Fima Corporation Berhad
(21185-P)
financial statements
108
NOTES TO THE FINANCIAL STATEMENTS
2.
SIGNIFICANT ACCOUNTING POLICIES (Cont’d.)
2.3 Summary of Significant Accounting Policies (Cont’d.)
(n) Financial Liabilities
Financial liabilities are classified according to the substance of the contractual arrangements entered into and the
definitions of a financial liability.
Financial liabilities within the scope of FRS 139 Financial Instruments: Recognition and Measurement, are recognised
in the statement of financial position when, and only when, the Group and the Company become a party to the
contractual provisions of the financial instrument. Financial liabilities are classified as either financial liabilities at fair
value through profit or loss or other financial liabilities.
(i)
Financial liabilities at fair value through profit or loss
Financial liabilities at fair value through profit or loss include financial liabilities held for trading or financial
liabilities designated upon initial recognition as at fair value through profit or loss.

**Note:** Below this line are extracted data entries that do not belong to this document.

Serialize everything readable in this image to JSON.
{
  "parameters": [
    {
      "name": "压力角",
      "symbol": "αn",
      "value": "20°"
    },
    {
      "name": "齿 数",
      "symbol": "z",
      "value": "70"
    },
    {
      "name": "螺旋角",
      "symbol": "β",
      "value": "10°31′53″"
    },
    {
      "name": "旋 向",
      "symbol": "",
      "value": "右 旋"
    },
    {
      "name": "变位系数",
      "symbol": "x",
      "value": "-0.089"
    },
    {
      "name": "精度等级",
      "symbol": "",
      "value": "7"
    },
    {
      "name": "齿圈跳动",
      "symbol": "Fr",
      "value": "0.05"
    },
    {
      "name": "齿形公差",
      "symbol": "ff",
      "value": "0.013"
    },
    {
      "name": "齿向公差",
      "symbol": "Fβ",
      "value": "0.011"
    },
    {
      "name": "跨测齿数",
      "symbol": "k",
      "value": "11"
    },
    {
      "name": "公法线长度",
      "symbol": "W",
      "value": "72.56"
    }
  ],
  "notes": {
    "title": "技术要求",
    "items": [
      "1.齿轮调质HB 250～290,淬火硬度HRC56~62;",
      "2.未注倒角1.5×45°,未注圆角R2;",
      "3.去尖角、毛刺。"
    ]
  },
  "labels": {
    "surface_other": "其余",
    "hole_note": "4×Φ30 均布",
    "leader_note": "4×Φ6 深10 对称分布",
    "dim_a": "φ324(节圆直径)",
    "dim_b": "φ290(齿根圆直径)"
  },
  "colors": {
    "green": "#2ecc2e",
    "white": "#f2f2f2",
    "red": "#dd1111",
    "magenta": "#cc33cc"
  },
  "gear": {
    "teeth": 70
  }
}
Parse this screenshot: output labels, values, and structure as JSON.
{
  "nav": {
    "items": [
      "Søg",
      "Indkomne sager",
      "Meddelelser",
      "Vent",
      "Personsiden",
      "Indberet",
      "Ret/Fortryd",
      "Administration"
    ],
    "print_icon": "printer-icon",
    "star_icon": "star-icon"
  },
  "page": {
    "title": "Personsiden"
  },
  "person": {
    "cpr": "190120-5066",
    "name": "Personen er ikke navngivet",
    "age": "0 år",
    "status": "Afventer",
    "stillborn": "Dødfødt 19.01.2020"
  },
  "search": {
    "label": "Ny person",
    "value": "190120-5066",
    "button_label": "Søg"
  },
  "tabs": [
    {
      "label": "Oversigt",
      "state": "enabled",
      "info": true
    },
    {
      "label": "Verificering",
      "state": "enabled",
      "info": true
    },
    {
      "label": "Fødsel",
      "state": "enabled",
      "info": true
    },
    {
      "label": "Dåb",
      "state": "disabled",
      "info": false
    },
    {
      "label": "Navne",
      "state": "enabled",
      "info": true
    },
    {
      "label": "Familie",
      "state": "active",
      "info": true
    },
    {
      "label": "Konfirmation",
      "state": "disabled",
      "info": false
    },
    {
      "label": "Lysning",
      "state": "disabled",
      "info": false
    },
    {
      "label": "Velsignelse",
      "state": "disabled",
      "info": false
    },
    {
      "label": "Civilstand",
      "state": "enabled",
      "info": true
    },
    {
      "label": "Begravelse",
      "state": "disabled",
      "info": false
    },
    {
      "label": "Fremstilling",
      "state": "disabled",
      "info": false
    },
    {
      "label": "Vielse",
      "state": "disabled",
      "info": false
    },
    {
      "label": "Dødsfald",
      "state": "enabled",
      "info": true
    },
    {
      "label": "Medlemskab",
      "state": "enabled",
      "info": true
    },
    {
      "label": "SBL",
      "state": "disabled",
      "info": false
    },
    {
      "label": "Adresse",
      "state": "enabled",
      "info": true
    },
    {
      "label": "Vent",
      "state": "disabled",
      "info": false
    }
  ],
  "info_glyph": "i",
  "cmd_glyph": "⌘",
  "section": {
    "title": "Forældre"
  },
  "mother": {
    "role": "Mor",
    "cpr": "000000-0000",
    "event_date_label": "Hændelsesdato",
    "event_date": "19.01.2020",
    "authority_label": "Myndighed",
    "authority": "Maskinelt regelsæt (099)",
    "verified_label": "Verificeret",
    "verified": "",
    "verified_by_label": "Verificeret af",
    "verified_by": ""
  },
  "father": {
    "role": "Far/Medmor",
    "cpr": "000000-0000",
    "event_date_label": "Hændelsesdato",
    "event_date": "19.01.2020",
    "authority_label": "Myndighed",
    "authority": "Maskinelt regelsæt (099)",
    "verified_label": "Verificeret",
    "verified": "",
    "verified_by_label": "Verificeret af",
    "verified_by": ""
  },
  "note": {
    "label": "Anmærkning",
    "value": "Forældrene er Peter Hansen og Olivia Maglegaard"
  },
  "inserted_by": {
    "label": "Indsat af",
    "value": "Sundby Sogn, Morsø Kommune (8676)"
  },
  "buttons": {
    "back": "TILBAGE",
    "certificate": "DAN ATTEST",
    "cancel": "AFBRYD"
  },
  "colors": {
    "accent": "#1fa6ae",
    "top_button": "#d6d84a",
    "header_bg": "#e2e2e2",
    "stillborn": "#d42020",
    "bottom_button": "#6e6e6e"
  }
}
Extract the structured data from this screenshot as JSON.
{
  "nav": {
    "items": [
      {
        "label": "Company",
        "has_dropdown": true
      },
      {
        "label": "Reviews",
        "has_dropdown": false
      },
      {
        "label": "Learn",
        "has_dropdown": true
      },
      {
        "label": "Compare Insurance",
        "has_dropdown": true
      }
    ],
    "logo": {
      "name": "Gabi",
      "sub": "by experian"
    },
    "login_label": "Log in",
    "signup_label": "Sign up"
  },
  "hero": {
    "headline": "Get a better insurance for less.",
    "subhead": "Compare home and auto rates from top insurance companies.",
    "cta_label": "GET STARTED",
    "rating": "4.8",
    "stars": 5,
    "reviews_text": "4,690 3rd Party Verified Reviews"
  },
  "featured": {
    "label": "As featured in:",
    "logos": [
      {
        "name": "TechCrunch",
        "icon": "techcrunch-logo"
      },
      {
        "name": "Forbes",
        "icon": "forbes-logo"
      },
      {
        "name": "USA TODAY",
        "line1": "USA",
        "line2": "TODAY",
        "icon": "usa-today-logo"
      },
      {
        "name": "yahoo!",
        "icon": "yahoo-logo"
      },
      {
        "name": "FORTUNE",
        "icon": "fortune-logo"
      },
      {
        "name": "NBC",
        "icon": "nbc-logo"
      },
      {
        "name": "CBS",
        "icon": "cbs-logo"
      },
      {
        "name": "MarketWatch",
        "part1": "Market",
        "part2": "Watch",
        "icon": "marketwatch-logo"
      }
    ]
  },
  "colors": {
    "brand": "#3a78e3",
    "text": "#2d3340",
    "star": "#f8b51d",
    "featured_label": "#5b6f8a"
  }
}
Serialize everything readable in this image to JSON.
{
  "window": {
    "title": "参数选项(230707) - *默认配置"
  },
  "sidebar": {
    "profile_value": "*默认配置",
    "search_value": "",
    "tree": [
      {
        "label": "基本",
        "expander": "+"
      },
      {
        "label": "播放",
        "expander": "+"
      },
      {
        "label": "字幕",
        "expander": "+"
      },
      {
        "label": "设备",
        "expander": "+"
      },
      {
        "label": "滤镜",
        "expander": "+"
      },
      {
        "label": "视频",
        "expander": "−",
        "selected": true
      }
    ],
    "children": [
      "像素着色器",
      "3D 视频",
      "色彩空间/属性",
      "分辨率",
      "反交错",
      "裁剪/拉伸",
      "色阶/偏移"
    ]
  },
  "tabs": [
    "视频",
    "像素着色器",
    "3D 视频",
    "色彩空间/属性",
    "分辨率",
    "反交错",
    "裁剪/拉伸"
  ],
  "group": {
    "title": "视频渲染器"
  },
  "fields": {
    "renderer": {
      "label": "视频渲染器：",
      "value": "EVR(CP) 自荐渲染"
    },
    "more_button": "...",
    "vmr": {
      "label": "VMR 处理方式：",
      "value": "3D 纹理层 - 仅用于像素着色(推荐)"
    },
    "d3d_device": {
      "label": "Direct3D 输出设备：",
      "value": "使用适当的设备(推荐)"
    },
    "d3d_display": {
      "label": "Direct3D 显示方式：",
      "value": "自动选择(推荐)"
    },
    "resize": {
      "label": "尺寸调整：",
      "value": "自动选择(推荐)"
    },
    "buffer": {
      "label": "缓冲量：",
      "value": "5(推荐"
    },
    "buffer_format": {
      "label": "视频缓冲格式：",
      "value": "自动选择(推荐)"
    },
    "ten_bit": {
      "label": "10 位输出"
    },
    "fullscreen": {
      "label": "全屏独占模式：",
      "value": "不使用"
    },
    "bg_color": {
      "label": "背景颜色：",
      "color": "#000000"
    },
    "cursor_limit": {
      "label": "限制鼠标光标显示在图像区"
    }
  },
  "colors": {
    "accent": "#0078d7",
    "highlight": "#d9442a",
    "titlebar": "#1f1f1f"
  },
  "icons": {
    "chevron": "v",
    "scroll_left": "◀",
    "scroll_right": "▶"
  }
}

Financial liabilities held for trading includes derivatives entered into by the Group that do not meet the hedge
accounting criteria. Derivative liabilities are initially measured at fair value and subsequently stated at fair value,
with any resultant gains or losses recognised in profit or loss. Net gain or losses on derivatives include exchange
differences.
(ii) Other financial liabilities
The Group’s and the Company’s other financial liabilities include trade payables, other payables and amounts
due to related companies.
Trade payables, other payables and amounts due to related companies are recognised initially at fair value plus
directly attributable transaction costs and subsequently measured at amortised cost using the effective interest
method.
Loans and borrowings are recognised initially at fair value, net of transaction costs incurred, and subsequently
measured at amortised cost using the effective interest method. Borrowings are classified as current liabilities,
unless the Group has an unconditional right to defer settlement of the liability for at least 12 months after the
reporting date.
A financial liability is derecognised when the obligation under the liability is extinguished. When an existing financial
liability is replaced by another from the same lender on substantially different terms, or the terms of an existing liability
are substantially modified, such an exchange or modification is treated as a derecognition of the original liability and
the recognition of a new liability, and the difference in the respective carrying amounts is recognised in profit or loss.